The targets Inha, MR and VEGFr2 show a significant decrease in ROCE indicating this strategy makes the retrieval of active ligands in the top ranks worse for these targets. The actual binding site for VEGFr2 appears to be non-specific, open and flat, therefore binds molecules which also bind easily to the decoy site, resulting in a high proportion of active molecules at the top of the decoy list. However, the Inha binding site is a small, deep pocket with a total cavity area of 838.4 Å2 which appears not to be easily surface accessible, so it is expected that this receptor only binds ligands which are complementary in shape. Although, this was not seen as a higher number of active ligands were found in the top 1 % of the decoy site list compared to the binding site list. Thus, when the re-ranking formula to generate the adjusted list is applied, the binding site list is re-ordered such that the active ligands do not appear in the top positions. This highlights the shortcoming, if applying this strategy to a virtual screening experiment where active molecules are not known, it cannot be guaranteed that any improved prediction accuracy will result.

Conclusion

The novel development and evaluation of docking with a decoy binding site shows that improved prediction of active ligands could not be achieved in general. It should be noted that the ligand/decoy dataset used for this evaluation is especially challenging as decoys physico-chemical similar to ligands were chosen [3]. The choice of appropriate decoy binding sites is critical for the success of this method.

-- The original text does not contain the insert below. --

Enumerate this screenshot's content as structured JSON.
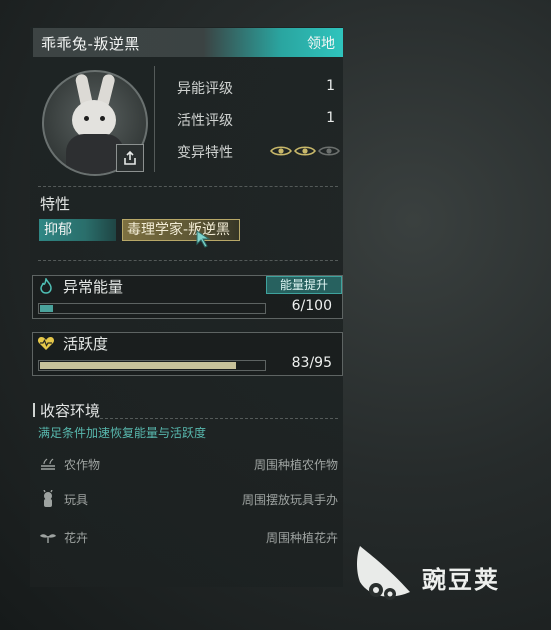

Choosing an obviously unfavorable site, such as a flat molecular surface, reduces the docking scores overall and thus the potential to discriminate between ligands and decoys, while on the other hand the choice of an alternative binding cavity might cause a novel mode of specific binding that does not help to eliminate the false postives for the true binding site. The question, how to define a decoy binding site, such that false positive predictions for the real binding site are removed must remain open and is put forward to the academic community. Further work addressing the re-ranking of predicted ligands may also lead to improvements.